Worldgineer, Mar 30 2004
  

       i could be wrong here but surely you could replicate the keel effect using sets of sails more in the style of small triangular sailed yachts than square riggers
engineer1, Mar 31 2004
  

       I say take the linked boat-kite, add helium, replace the thin metal pole with a rope, and you have a perfect new sailing vessel. The weight of the pole can be removed, and your sail can be raised higher for potentially stronger winds.
Worldgineer, Jul 13 2004
  

       Theres no need for a keel, or some boat-chain thing. Have two sails, mounted on the bottom of the ship, one in the front, one near the back. Need to tack? Angle one sail, till the ship turns, then angle both of them, the wind will glance off the sail and push you in whatever direction. As long as: The sails are in total bigger then the surface area of the ship at any given moment (taking into acount the angle of sails and wind). With a big enough sail, at a small enough angle, you may even be able to tack into the wind. Definitly cool +
swimr, Jul 13 2004
  

       I love it, it'd be like riding a big kite.
jaksplat, Dec 14 2004
  

       Hmmmm, definitely an idea I've been thinking about for a while. As far as I know xeppelins are more fuel efficient than aeroplanes to begin with so I could see them getting more important as fuel becomes more scarce. Sails, if they could be implemented would make them an even more attractive option.   
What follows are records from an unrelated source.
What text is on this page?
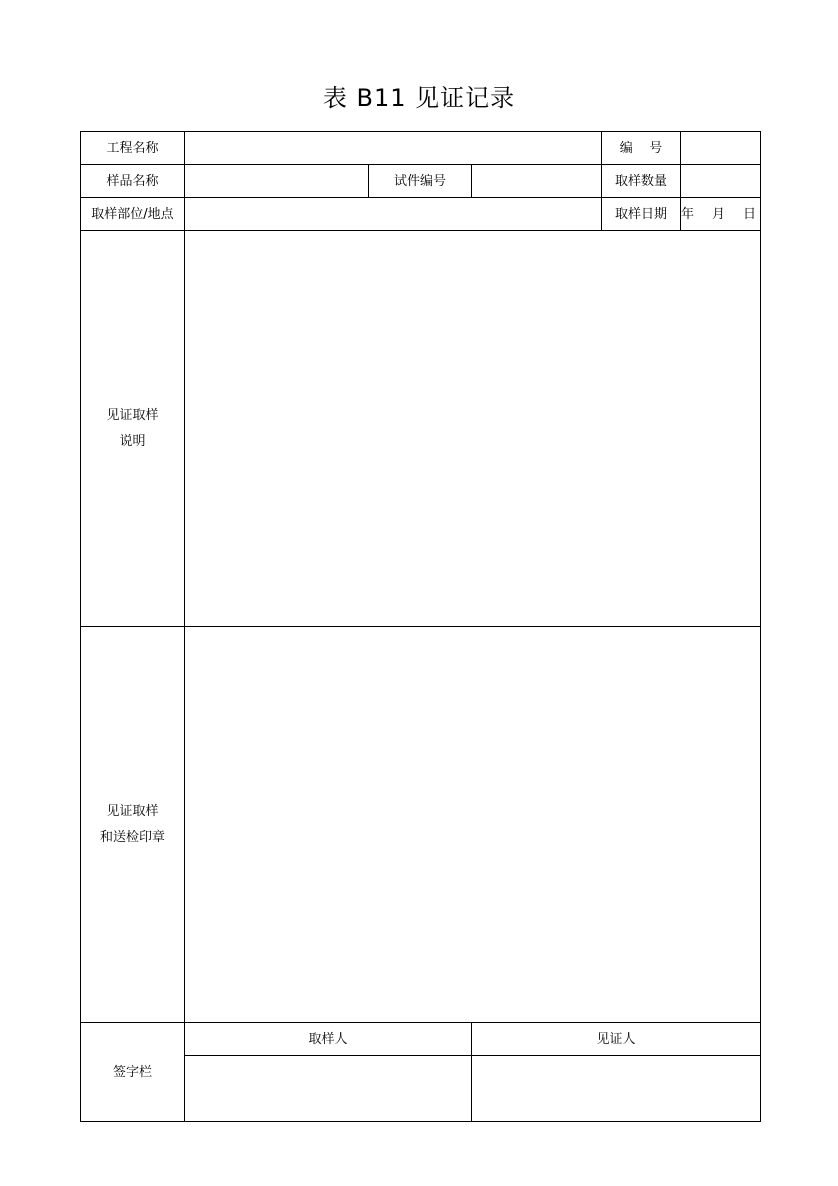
表 B11 见证记录
工程名称				编    号	
样品名称		试件编号		取样数量	
取样部位/地点				取样日期	年 月 日

见证取样
说明					

见证取样
和送检印章					

签字栏	取样人		见证人		
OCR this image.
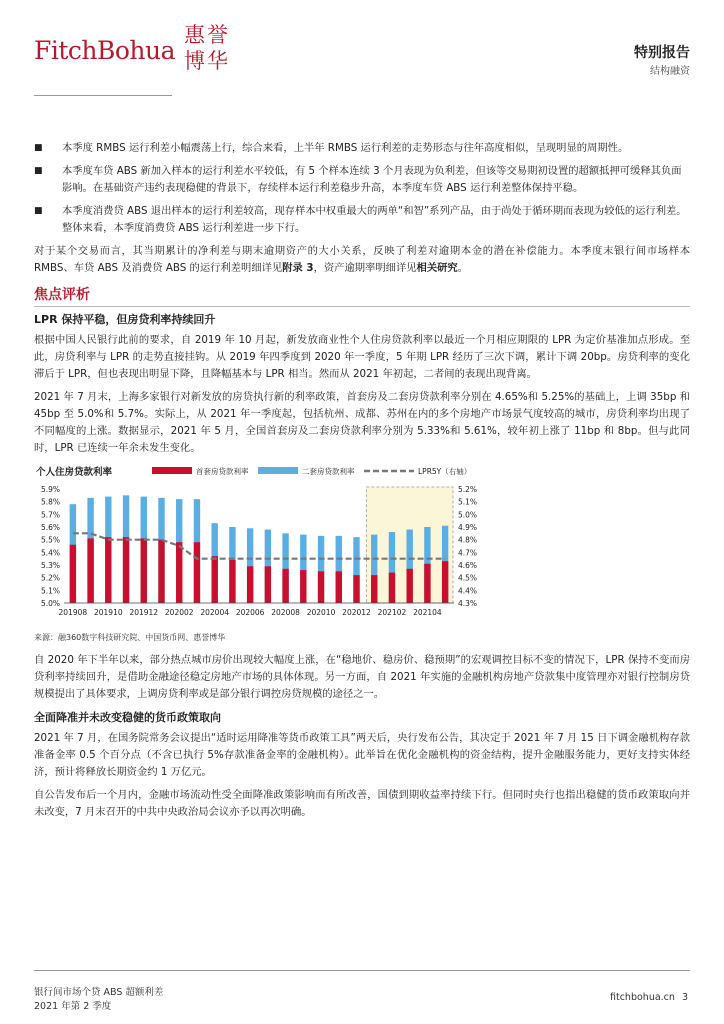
FitchBohua
惠誉博华	特别报告
结构融资
■ 本季度 RMBS 运行利差小幅震荡上行，综合来看，上半年 RMBS 运行利差的走势形态与往年高度相似，呈现明显的周期性。
■ 本季度车贷 ABS 新加入样本的运行利差水平较低，有 5 个样本连续 3 个月表现为负利差，但该等交易期初设置的超额抵押可缓释其负面影响。在基础资产违约表现稳健的背景下，存续样本运行利差稳步升高，本季度车贷 ABS 运行利差整体保持平稳。
■ 本季度消费贷 ABS 退出样本的运行利差较高，现存样本中权重最大的两单“和智”系列产品，由于尚处于循环期而表现为较低的运行利差。整体来看，本季度消费贷 ABS 运行利差进一步下行。

对于某个交易而言，其当期累计的净利差与期末逾期资产的大小关系，反映了利差对逾期本金的潜在补偿能力。本季度末银行间市场样本 RMBS、车贷 ABS 及消费贷 ABS 的运行利差明细详见附录 3，资产逾期率明细详见相关研究。

焦点评析
LPR 保持平稳，但房贷利率持续回升

根据中国人民银行此前的要求，自 2019 年 10 月起，新发放商业性个人住房贷款利率以最近一个月相应期限的 LPR 为定价基准加点形成。至此，房贷利率与 LPR 的走势直接挂钩。从 2019 年四季度到 2020 年一季度，5 年期 LPR 经历了三次下调，累计下调 20bp。房贷利率的变化滞后于 LPR，但也表现出明显下降，且降幅基本与 LPR 相当。然而从 2021 年初起，二者间的表现出现背离。

2021 年 7 月末，上海多家银行对新发放的房贷执行新的利率政策，首套房及二套房贷款利率分别在 4.65%和 5.25%的基础上，上调 35bp 和 45bp 至 5.0%和 5.7%。实际上，从 2021 年一季度起，包括杭州、成都、苏州在内的多个房地产市场景气度较高的城市，房贷利率均出现了不同幅度的上涨。数据显示，2021 年 5 月，全国首套房及二套房贷款利率分别为 5.33%和 5.61%，较年初上涨了 11bp 和 8bp。但与此同时，LPR 已连续一年余未发生变化。

个人住房贷款利率	首套房贷款利率	二套房贷款利率	LPR5Y（右轴）
5.9%
5.8%
5.7%
5.6%
5.5%
5.4%
5.3%
5.2%
5.1%
5.0%
5.2%
5.1%
5.0%
4.9%
4.8%
4.7%
4.6%
4.5%
4.4%
4.3%
201908 201910 201912 202002 202004 202006 202008 202010 202012 202102 202104
来源：融360数字科技研究院、中国货币网、惠誉博华

自 2020 年下半年以来，部分热点城市房价出现较大幅度上涨，在“稳地价、稳房价、稳预期”的宏观调控目标不变的情况下，LPR 保持不变而房贷利率持续回升，是借助金融途径稳定房地产市场的具体体现。另一方面，自 2021 年实施的金融机构房地产贷款集中度管理亦对银行控制房贷规模提出了具体要求，上调房贷利率或是部分银行调控房贷规模的途径之一。

全面降准并未改变稳健的货币政策取向

2021 年 7 月，在国务院常务会议提出“适时运用降准等货币政策工具”两天后，央行发布公告，其决定于 2021 年 7 月 15 日下调金融机构存款准备金率 0.5 个百分点（不含已执行 5%存款准备金率的金融机构）。此举旨在优化金融机构的资金结构，提升金融服务能力，更好支持实体经济，预计将释放长期资金约 1 万亿元。

自公告发布后一个月内，金融市场流动性受全面降准政策影响而有所改善，国债到期收益率持续下行。但同时央行也指出稳健的货币政策取向并未改变，7 月末召开的中共中央政治局会议亦予以再次明确。

银行间市场个贷 ABS 超额利差
2021 年第 2 季度
fitchbohua.cn 3
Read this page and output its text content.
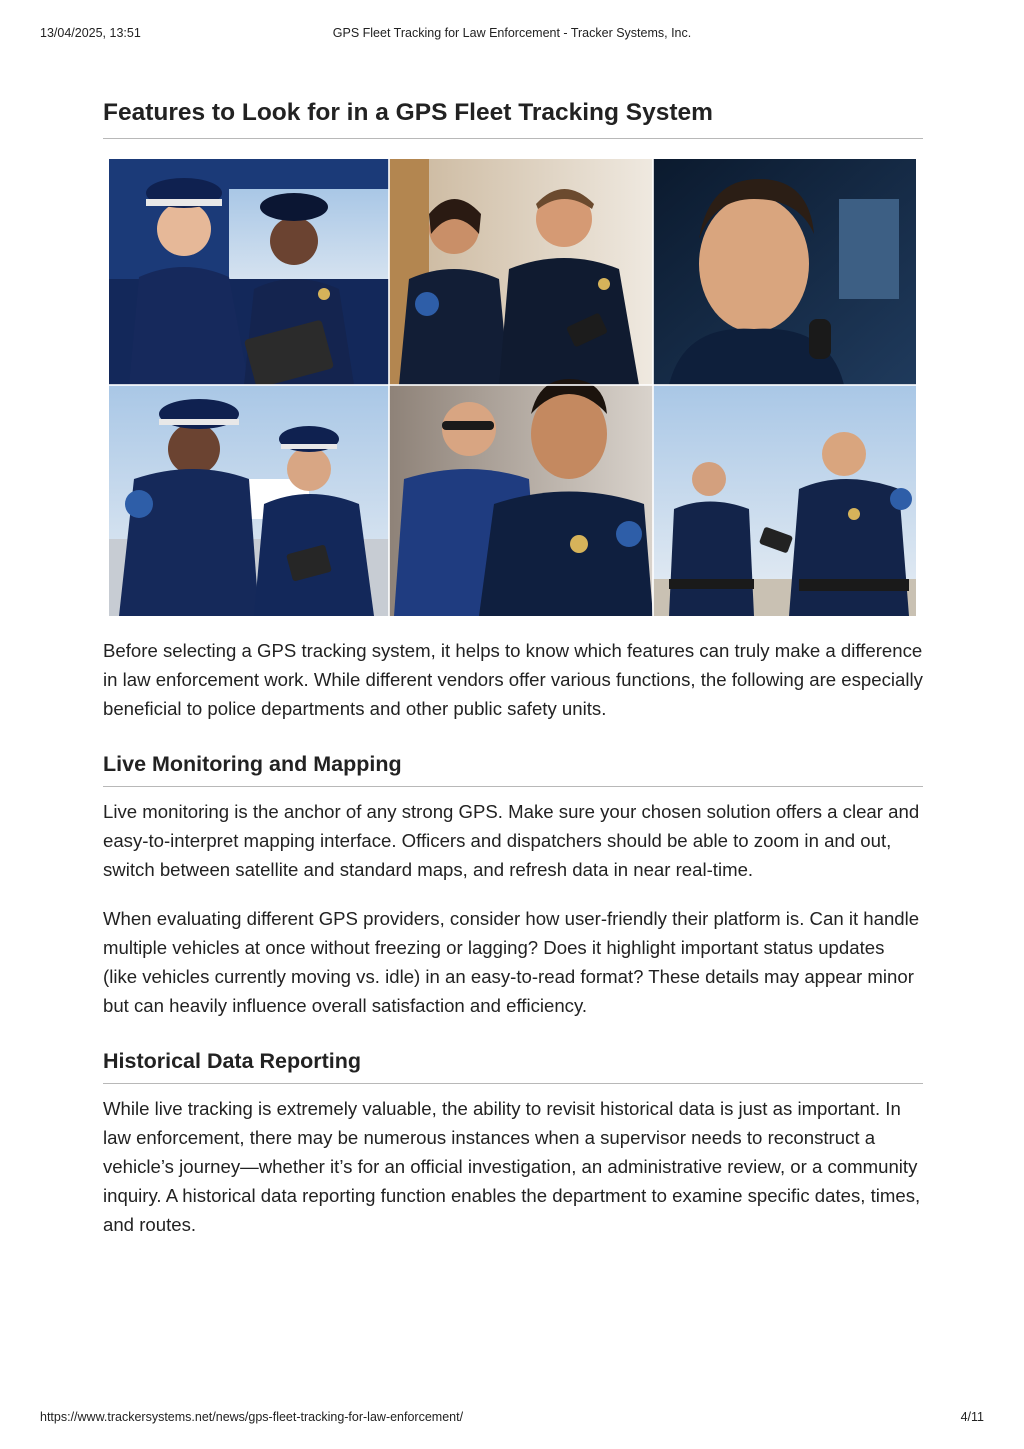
13/04/2025, 13:51	GPS Fleet Tracking for Law Enforcement - Tracker Systems, Inc.
Features to Look for in a GPS Fleet Tracking System

Before selecting a GPS tracking system, it helps to know which features can truly make a difference in law enforcement work. While different vendors offer various functions, the following are especially beneficial to police departments and other public safety units.

Live Monitoring and Mapping

Live monitoring is the anchor of any strong GPS. Make sure your chosen solution offers a clear and easy-to-interpret mapping interface. Officers and dispatchers should be able to zoom in and out, switch between satellite and standard maps, and refresh data in near real-time.

When evaluating different GPS providers, consider how user-friendly their platform is. Can it handle multiple vehicles at once without freezing or lagging? Does it highlight important status updates (like vehicles currently moving vs. idle) in an easy-to-read format? These details may appear minor but can heavily influence overall satisfaction and efficiency.

Historical Data Reporting

While live tracking is extremely valuable, the ability to revisit historical data is just as important. In law enforcement, there may be numerous instances when a supervisor needs to reconstruct a vehicle’s journey—whether it’s for an official investigation, an administrative review, or a community inquiry. A historical data reporting function enables the department to examine specific dates, times, and routes.

https://www.trackersystems.net/news/gps-fleet-tracking-for-law-enforcement/	4/11
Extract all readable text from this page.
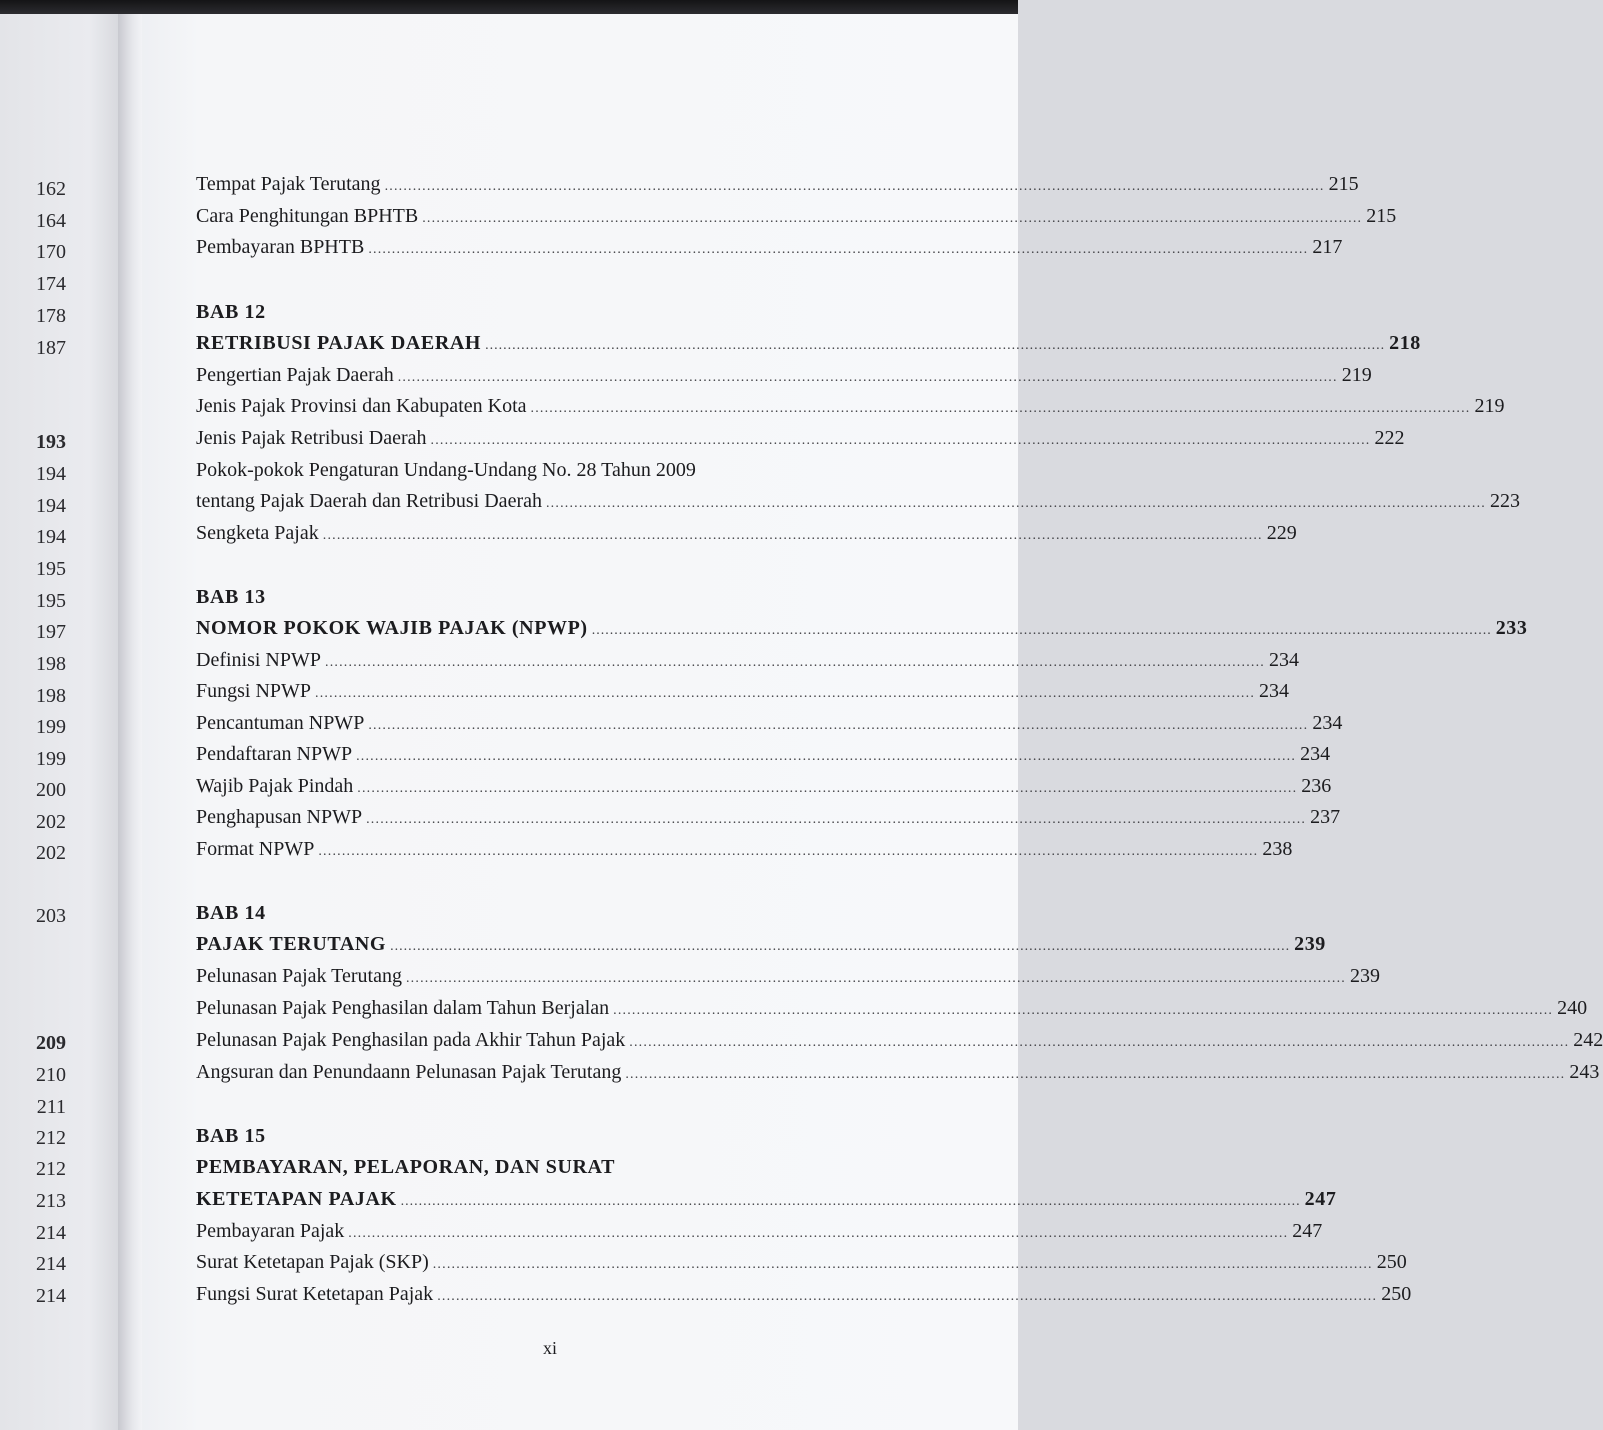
162
164
170
174
178
187
193
194
194
194
195
195
197
198
198
199
199
200
202
202
203
209
210
211
212
212
213
214
214
214
Tempat Pajak Terutang ........................................................................................................................................................................................................ 215
Cara Penghitungan BPHTB ........................................................................................................................................................................................................ 215
Pembayaran BPHTB ........................................................................................................................................................................................................ 217
BAB 12
RETRIBUSI PAJAK DAERAH ........................................................................................................................................................................................................ 218
Pengertian Pajak Daerah ........................................................................................................................................................................................................ 219
Jenis Pajak Provinsi dan Kabupaten Kota ........................................................................................................................................................................................................ 219
Jenis Pajak Retribusi Daerah ........................................................................................................................................................................................................ 222
Pokok-pokok Pengaturan Undang-Undang No. 28 Tahun 2009
tentang Pajak Daerah dan Retribusi Daerah ........................................................................................................................................................................................................ 223
Sengketa Pajak ........................................................................................................................................................................................................ 229
BAB 13
NOMOR POKOK WAJIB PAJAK (NPWP) ........................................................................................................................................................................................................ 233
Definisi NPWP ........................................................................................................................................................................................................ 234
Fungsi NPWP ........................................................................................................................................................................................................ 234
Pencantuman NPWP ........................................................................................................................................................................................................ 234
Pendaftaran NPWP ........................................................................................................................................................................................................ 234
Wajib Pajak Pindah ........................................................................................................................................................................................................ 236
Penghapusan NPWP ........................................................................................................................................................................................................ 237
Format NPWP ........................................................................................................................................................................................................ 238
BAB 14
PAJAK TERUTANG ........................................................................................................................................................................................................ 239
Pelunasan Pajak Terutang ........................................................................................................................................................................................................ 239
Pelunasan Pajak Penghasilan dalam Tahun Berjalan ........................................................................................................................................................................................................ 240
Pelunasan Pajak Penghasilan pada Akhir Tahun Pajak ........................................................................................................................................................................................................ 242
Angsuran dan Penundaann Pelunasan Pajak Terutang ........................................................................................................................................................................................................ 243
BAB 15
PEMBAYARAN, PELAPORAN, DAN SURAT
KETETAPAN PAJAK ........................................................................................................................................................................................................ 247
Pembayaran Pajak ........................................................................................................................................................................................................ 247
Surat Ketetapan Pajak (SKP) ........................................................................................................................................................................................................ 250
Fungsi Surat Ketetapan Pajak ........................................................................................................................................................................................................ 250
xi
       Downwind is easy, in fact any lighter than aircraft can, and does, do it without sails. Any point higher than a dead run and you either need a tow or an engine.   

       Some kind of drogue in the sea isn't a bad idea, boats use them to run before the wind in a storm. However apart from being a little hazardous (imagine wrapping yourself around the bridge of a cargo ship during the night) it would make you the highest earthed object for thousands of miles, Ie if theres a lightning storm you're f****d. Heres another idea. If an airship is heading directly into a 6 kt wind at 9 kts through the air it will move over the ground at 3 kts right? It looses the 6 kts of wind as leeway. So an engine on a conventional airship must divide its force between propelling the vessel and negating the leeway.   

       Enter sails, if you have two motors mounted sideways to act as a 'keel' and negate the leeway you are free to sail. Its not completely fuel free and un powered but its still more efficient than standard engines. THe only problem is that you can only come to within 45 degrees or so of the wind before you have to start making a zig zag course to get to where you want. In such a case standard engines are probably more efficient.
theicychameleon, Sep 11 2006
  

       Um, no.   

       A lighter-than-air craft that has no engine or tie to the ground is always going to find itself in still air, relatively speaking. It will blow or drift free with the moving air, and no amount of any kind of sails is going to do any good. There is no relative wind for them to use.   

       However, as suggested above, air moves in different directions and speeds at different altitudes. Kites and lines to different layers of wind, or as keels to the ocean, or to rollers on the ground, might be useful.   

       An airship can possibly gain energy by bobbing in and out of wind layers, but hot air balloons already ascend and descend to find winds blowing the direction needed.   

       By the way, some fellow once built an airplane/glider with sails. It didn't work.